Symposium gives family docs a pipeline to information
Changes in CPR procedures and an overview of best-practices for treatment of ear infections were among topics covered in the KU School of Medicine-Wichita's winter symposium.
Over the last three decades, CPR procedures and standards have been refined and improved. But survival rates haven't changed, and patients suffering sudden cardiac arrest outside of a hospital are just as likely to die today as they were back in the 1970s.
"The battle for life and death is usually won or lost in the field, before they see the doctor," Dr. Gordon Ewy told physicians, students, and other health professionals during the Knorr Family Healthy Lifestyles Lectureship at the Family Medicine Winter Symposium.
An excellent tool in the battle against the nation's leading cause of death, he said, is chest-compression-only resuscitation, describing the "new CPR" that he has studied and advocated for, for more than a decade. Studies have found that 24-hour survival rates for "witnessed/shockable" patients - those most likely to survive - are nearly double if new CPR is used. That means a survival rate of one-third of patients with the new method, versus 18 percent if the standard method is used.

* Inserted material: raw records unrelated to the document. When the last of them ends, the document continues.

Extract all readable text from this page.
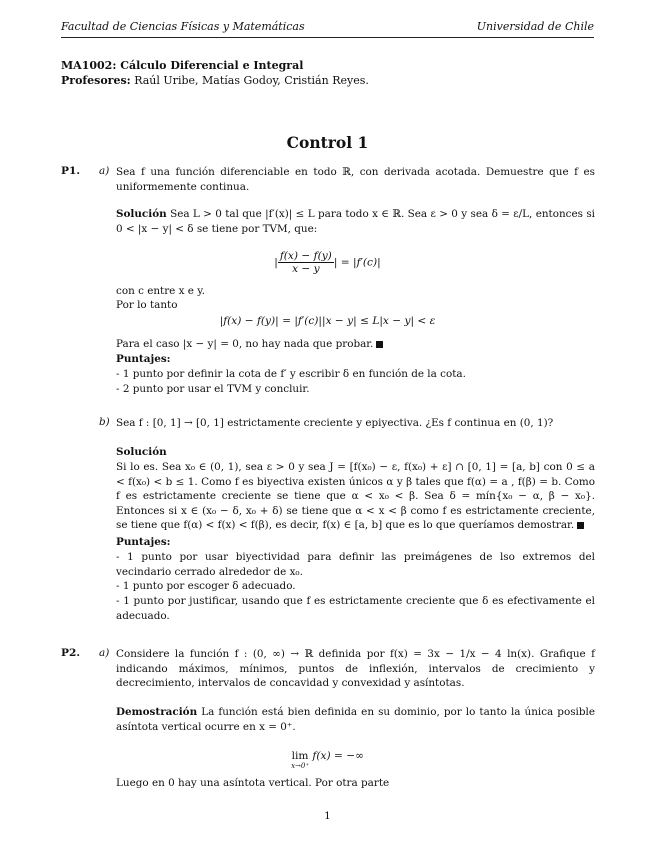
Facultad de Ciencias Físicas y Matemáticas	Universidad de Chile
MA1002: Cálculo Diferencial e Integral
Profesores: Raúl Uribe, Matías Godoy, Cristián Reyes.
Control 1
P1. a) Sea f una función diferenciable en todo ℝ, con derivada acotada. Demuestre que f es uniformemente continua.
Solución Sea L > 0 tal que |f′(x)| ≤ L para todo x ∈ ℝ. Sea ε > 0 y sea δ = ε/L, entonces si 0 < |x − y| < δ se tiene por TVM, que:
| $\frac{f(x) - f(y)}{x - y}$ | = |f′(c)|
con c entre x e y.
Por lo tanto
|f(x) − f(y)| = |f′(c)||x − y| ≤ L|x − y| < ε
Para el caso |x − y| = 0, no hay nada que probar.
Puntajes:
- 1 punto por definir la cota de f′ y escribir δ en función de la cota.
- 2 punto por usar el TVM y concluir.
b) Sea f : [0, 1] → [0, 1] estrictamente creciente y epiyectiva. ¿Es f continua en (0, 1)?
Solución
Si lo es. Sea x₀ ∈ (0, 1), sea ε > 0 y sea J = [f(x₀) − ε, f(x₀) + ε] ∩ [0, 1] = [a, b] con 0 ≤ a < f(x₀) < b ≤ 1. Como f es biyectiva existen únicos α y β tales que f(α) = a , f(β) = b. Como f es estrictamente creciente se tiene que α < x₀ < β. Sea δ = mín{x₀ − α, β − x₀}. Entonces si x ∈ (x₀ − δ, x₀ + δ) se tiene que α < x < β como f es estrictamente creciente, se tiene que f(α) < f(x) < f(β), es decir, f(x) ∈ [a, b] que es lo que queríamos demostrar.
Puntajes:
- 1 punto por usar biyectividad para definir las preimágenes de lso extremos del vecindario cerrado alrededor de x₀.
- 1 punto por escoger δ adecuado.
- 1 punto por justificar, usando que f es estrictamente creciente que δ es efectivamente el adecuado.
P2. a) Considere la función f : (0, ∞) → ℝ definida por f(x) = 3x − 1/x − 4 ln(x). Grafique f indicando máximos, mínimos, puntos de inflexión, intervalos de crecimiento y decrecimiento, intervalos de concavidad y convexidad y asíntotas.
Demostración La función está bien definida en su dominio, por lo tanto la única posible asíntota vertical ocurre en x = 0⁺.
lim
x→0⁺
f(x) = −∞
Luego en 0 hay una asíntota vertical. Por otra parte
1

The weak link in the chain of survival for cardiac arrest is that only 1 in 4 bystanders will perform traditional CPR. The reason for bystanders' hesitance is simple: They don't want to perform mouth-to-mouth resuscitation.
Most of the time that's not even needed, said Ewy, professor emeritus of cardiology at the University of Arizona and a graduate of the KU School of Medicine. In most cases of cardiac arrest, the blood is fully oxygenated when the victim is stricken, and doesn't yet need the oxygen that mouth-to-mouth provides.
"It's really the heart and the head that you need to resuscitate and not the lungs," said Ewy.
Research convinced Ewy and colleagues in Arizona and around the world to advocate for new CPR, putting them at odds with existing standards. Among other things, research revealed that bystanders performing traditional CPR often took much longer to switch between assisted breathing and chest compressions than the standards recommended, putting patients at risk of permanent damage. Similarly, intubation in the field often took a long time, depriving patients of exactly the oxygen it is designed to deliver.
In 2003, Ewy and others pushed for compression-only resuscitation as the standard in Tucson and soon began a statewide campaign for the method in Arizona. Now, the method is much more widely accepted nationally and is working its way to becoming the standard of care, he said. Said Ewy,
"We knew we were right ... 169 experiments all showed the same thing."
Ewy's lecture was one of more than 20 sessions at the winter symposium, organized annually by the KU School of Medicine-Wichita's Department of Family and Community Medicine.
The symposium provides physicians and health care professionals from across Kansas the opportunity to learn about new and developing changes in medicine. Topics ranged from migraines to sports dermatology to diabetes to bipolar affective disorder.
Dr. Gretchen Dickson, program director of Wesley Family Practice Residency, updated attendees on treatment of otitis media and ear infections.
Unlike cardiac arrest, ear infections aren't often deadly. However they are common - 80 percent of children are likely to suffer at least one - and they're expensive. They cost about $4 billion annually, including $2.8 billion in antibiotics and millions more in lost work time for parents. They're also painful for children. Those factors result in treatment challenges for doctors. Parents wanting to minimize pain and disruption push for solutions - antibiotics - even though they're often not effective.
Parents, like doctors, are increasingly aware of antibiotic resistance. Still, the case can be tough to make when a 3-year-old is in pain. The latest recommendations, which are near approval, urge watchful waiting - as most ear ailments resolve without them - but also office visits and pain relief such as ibuprofen.
"The folks who wrote these recommendations really thought about not just the antibiotics piece or the meningitis piece that we as docs care about, but they also thought about the families - they need pain control, they need to get into the office," she said after her presentation.
"Ear infections are not the most exciting thing to treat, but they occur a lot," she said. "It's a huge deal to our patients and their families, so it's important to treat them effectively."